Louis pensava ci fosse il suo avvocato, che da un paio di giorni a quella parte andava a parlargli costantemente, aggiornandolo sulla situazione. Ecco perché fu sorpreso di vedere Harry, con il labbro inferiore tremante e stretto tra i denti, le mani intrecciate tra loro, le dita a muoversi nervosamente e lo sguardo titubante puntato su di lui.

Louis poté persino notare il movimento della gamba che Harry continuava a muovere su e giù per il nervoso, sotto al tavolo. Quando poi il riccio si alzò, probabilmente per abbracciarlo, toccarlo o semplicemente salutarlo con un bacio sulla guancia, Louis distolse lo sguardo dai suoi occhi e si sedette perché sapeva che non gli era permesso.

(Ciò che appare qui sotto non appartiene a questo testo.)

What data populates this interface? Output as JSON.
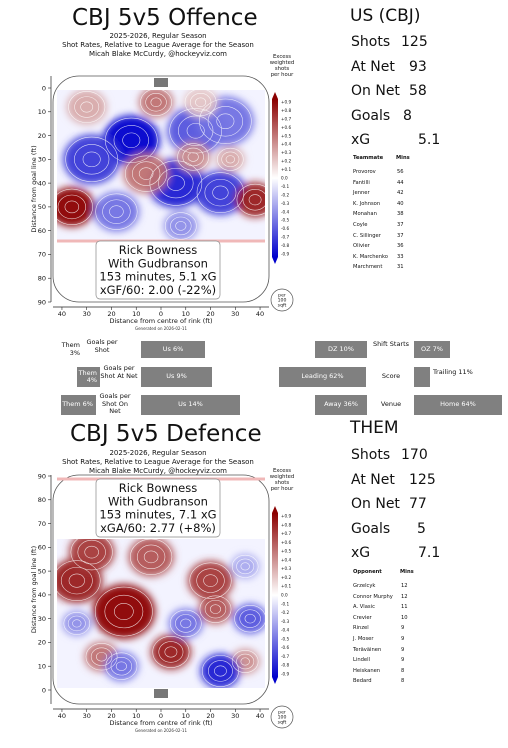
{
  "offence": {
    "title": "CBJ 5v5 Offence",
    "subtitle_1": "2025-2026, Regular Season",
    "subtitle_2": "Shot Rates, Relative to League Average for the Season",
    "subtitle_3": "Micah Blake McCurdy, @hockeyviz.com",
    "box_1": "Rick Bowness",
    "box_2": "With Gudbranson",
    "box_3": "153 minutes, 5.1 xG",
    "box_4": "xGF/60: 2.00 (-22%)",
    "generated": "Generated on 2026-02-11",
    "stats_head": "US (CBJ)",
    "stats": [
      {
        "label": "Shots",
        "value": "125"
      },
      {
        "label": "At Net",
        "value": "93"
      },
      {
        "label": "On Net",
        "value": "58"
      },
      {
        "label": "Goals",
        "value": "8"
      },
      {
        "label": "xG",
        "value": "5.1"
      }
    ],
    "table_head": {
      "name": "Teammate",
      "mins": "Mins"
    },
    "table": [
      {
        "name": "Provorov",
        "mins": "56"
      },
      {
        "name": "Fantilli",
        "mins": "44"
      },
      {
        "name": "Jenner",
        "mins": "42"
      },
      {
        "name": "K. Johnson",
        "mins": "40"
      },
      {
        "name": "Monahan",
        "mins": "38"
      },
      {
        "name": "Coyle",
        "mins": "37"
      },
      {
        "name": "C. Sillinger",
        "mins": "37"
      },
      {
        "name": "Olivier",
        "mins": "36"
      },
      {
        "name": "K. Marchenko",
        "mins": "33"
      },
      {
        "name": "Marchment",
        "mins": "31"
      }
    ]
  },
  "defence": {
    "title": "CBJ 5v5 Defence",
    "subtitle_1": "2025-2026, Regular Season",
    "subtitle_2": "Shot Rates, Relative to League Average for the Season",
    "subtitle_3": "Micah Blake McCurdy, @hockeyviz.com",
    "box_1": "Rick Bowness",
    "box_2": "With Gudbranson",
    "box_3": "153 minutes, 7.1 xG",
    "box_4": "xGA/60: 2.77 (+8%)",
    "generated": "Generated on 2026-02-11",
    "stats_head": "THEM",
    "stats": [
      {
        "label": "Shots",
        "value": "170"
      },
      {
        "label": "At Net",
        "value": "125"
      },
      {
        "label": "On Net",
        "value": "77"
      },
      {
        "label": "Goals",
        "value": "5"
      },
      {
        "label": "xG",
        "value": "7.1"
      }
    ],
    "table_head": {
      "name": "Opponent",
      "mins": "Mins"
    },
    "table": [
      {
        "name": "Grzelcyk",
        "mins": "12"
      },
      {
        "name": "Connor Murphy",
        "mins": "12"
      },
      {
        "name": "A. Vlasic",
        "mins": "11"
      },
      {
        "name": "Crevier",
        "mins": "10"
      },
      {
        "name": "Rinzel",
        "mins": "9"
      },
      {
        "name": "J. Moser",
        "mins": "9"
      },
      {
        "name": "Teräväinen",
        "mins": "9"
      },
      {
        "name": "Lindell",
        "mins": "9"
      },
      {
        "name": "Heiskanen",
        "mins": "8"
      },
      {
        "name": "Bedard",
        "mins": "8"
      }
    ]
  },
  "colorbar": {
    "title_1": "Excess",
    "title_2": "weighted",
    "title_3": "shots",
    "title_4": "per hour",
    "ticks": [
      "+0.9",
      "+0.8",
      "+0.7",
      "+0.6",
      "+0.5",
      "+0.4",
      "+0.3",
      "+0.2",
      "+0.1",
      "0.0",
      "-0.1",
      "-0.2",
      "-0.3",
      "-0.4",
      "-0.5",
      "-0.6",
      "-0.7",
      "-0.8",
      "-0.9"
    ],
    "unit_1": "per",
    "unit_2": "100",
    "unit_3": "sqft"
  },
  "shares": {
    "goals_label": "Goals per Shot",
    "shots_at_net_label": "Goals per Shot At Net",
    "shots_on_net_label": "Goals per Shot On Net",
    "rows": [
      {
        "them": "Them 3%",
        "us": "Us 6%",
        "them_frac": 0.03,
        "us_frac": 0.06
      },
      {
        "them": "Them 4%",
        "us": "Us 9%",
        "them_frac": 0.04,
        "us_frac": 0.09
      },
      {
        "them": "Them 6%",
        "us": "Us 14%",
        "them_frac": 0.06,
        "us_frac": 0.14
      }
    ],
    "zone_starts": {
      "label": "Shift Starts",
      "dz": "DZ 10%",
      "oz": "OZ 7%"
    },
    "score": {
      "label": "Score",
      "leading": "Leading 62%",
      "trailing": "Trailing 11%"
    },
    "venue": {
      "label": "Venue",
      "away": "Away 36%",
      "home": "Home 64%"
    }
  },
  "chart_data": [
    {
      "type": "heatmap",
      "title": "CBJ 5v5 Offence",
      "xlabel": "Distance from centre of rink (ft)",
      "ylabel": "Distance from goal line (ft)",
      "xticks": [
        "40",
        "30",
        "20",
        "10",
        "0",
        "10",
        "20",
        "30",
        "40"
      ],
      "yticks": [
        "0",
        "10",
        "20",
        "30",
        "40",
        "50",
        "60",
        "70",
        "80",
        "90"
      ],
      "ylim": [
        0,
        90
      ],
      "xlim": [
        -42,
        42
      ],
      "colorscale": {
        "min": -0.9,
        "max": 0.9,
        "low": "#0000cc",
        "mid": "#ffffff",
        "high": "#8b0000"
      },
      "blobs": [
        {
          "x": -12,
          "y": 22,
          "value": -0.9,
          "r": 10
        },
        {
          "x": 14,
          "y": 18,
          "value": -0.6,
          "r": 10
        },
        {
          "x": -28,
          "y": 30,
          "value": -0.7,
          "r": 10
        },
        {
          "x": 26,
          "y": 14,
          "value": -0.5,
          "r": 10
        },
        {
          "x": 6,
          "y": 40,
          "value": -0.8,
          "r": 10
        },
        {
          "x": 24,
          "y": 44,
          "value": -0.7,
          "r": 9
        },
        {
          "x": -18,
          "y": 52,
          "value": -0.5,
          "r": 8
        },
        {
          "x": 8,
          "y": 58,
          "value": -0.4,
          "r": 6
        },
        {
          "x": -36,
          "y": 50,
          "value": 0.9,
          "r": 8
        },
        {
          "x": -6,
          "y": 36,
          "value": 0.5,
          "r": 8
        },
        {
          "x": 38,
          "y": 47,
          "value": 0.8,
          "r": 7
        },
        {
          "x": 13,
          "y": 29,
          "value": 0.4,
          "r": 6
        },
        {
          "x": -2,
          "y": 6,
          "value": 0.5,
          "r": 6
        },
        {
          "x": -30,
          "y": 8,
          "value": 0.3,
          "r": 7
        },
        {
          "x": 16,
          "y": 6,
          "value": 0.2,
          "r": 6
        },
        {
          "x": 28,
          "y": 30,
          "value": 0.3,
          "r": 5
        }
      ]
    },
    {
      "type": "heatmap",
      "title": "CBJ 5v5 Defence",
      "xlabel": "Distance from centre of rink (ft)",
      "ylabel": "Distance from goal line (ft)",
      "xticks": [
        "40",
        "30",
        "20",
        "10",
        "0",
        "10",
        "20",
        "30",
        "40"
      ],
      "yticks": [
        "0",
        "10",
        "20",
        "30",
        "40",
        "50",
        "60",
        "70",
        "80",
        "90"
      ],
      "ylim": [
        0,
        90
      ],
      "xlim": [
        -42,
        42
      ],
      "colorscale": {
        "min": -0.9,
        "max": 0.9,
        "low": "#0000cc",
        "mid": "#ffffff",
        "high": "#8b0000"
      },
      "blobs": [
        {
          "x": -15,
          "y": 33,
          "value": 0.9,
          "r": 11
        },
        {
          "x": -34,
          "y": 46,
          "value": 0.8,
          "r": 9
        },
        {
          "x": -28,
          "y": 58,
          "value": 0.7,
          "r": 8
        },
        {
          "x": -4,
          "y": 56,
          "value": 0.6,
          "r": 8
        },
        {
          "x": 20,
          "y": 46,
          "value": 0.7,
          "r": 8
        },
        {
          "x": 4,
          "y": 16,
          "value": 0.8,
          "r": 7
        },
        {
          "x": 22,
          "y": 34,
          "value": 0.6,
          "r": 6
        },
        {
          "x": 34,
          "y": 12,
          "value": 0.4,
          "r": 5
        },
        {
          "x": -24,
          "y": 14,
          "value": 0.5,
          "r": 6
        },
        {
          "x": -16,
          "y": 10,
          "value": -0.5,
          "r": 6
        },
        {
          "x": 24,
          "y": 8,
          "value": -0.8,
          "r": 7
        },
        {
          "x": 36,
          "y": 30,
          "value": -0.6,
          "r": 6
        },
        {
          "x": 10,
          "y": 28,
          "value": -0.5,
          "r": 6
        },
        {
          "x": -34,
          "y": 28,
          "value": -0.4,
          "r": 5
        },
        {
          "x": 34,
          "y": 52,
          "value": -0.3,
          "r": 5
        }
      ]
    }
  ]
}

Il liscio poggiò le mani unite sul tavolo, squadrando il ragazzo di fronte a sé con un cipiglio confuso. Harry deglutì quando spostò lo sguardo alle manette che Louis portava su entrambi i polsi, e tornò a sedersi, i movimenti molto più lenti del previsto.

«Ciao, Lou» sussurrò, guardando quelle iridi blu che avevano ormai perso quel luccichio che adorava e che ogni volta lo faceva rabbrividire.

«Avete quindici minuti di tempo» disse severamente una guardia ferma accanto al loro tavolo, senza mostrare alcun segno di volersi allontanare.

Harry annuì, aspettando una risposta al suo saluto da parte di Louis. Il liscio respirò profondamente, distogliendo lo sguardo da quegli occhi per un paio di secondi, prima di tornare a guardarlo, con freddezza.

«Perché sei qui?»

Harry si mosse in maniera agitata sulla sedia, che emise un rumoroso scricchiolio. «Per parlarti?» uscì più come una domanda che come un'affermazione, ma lo sguardo di Louis di certo non lo aiutava ad essere tranquillo e sicuro.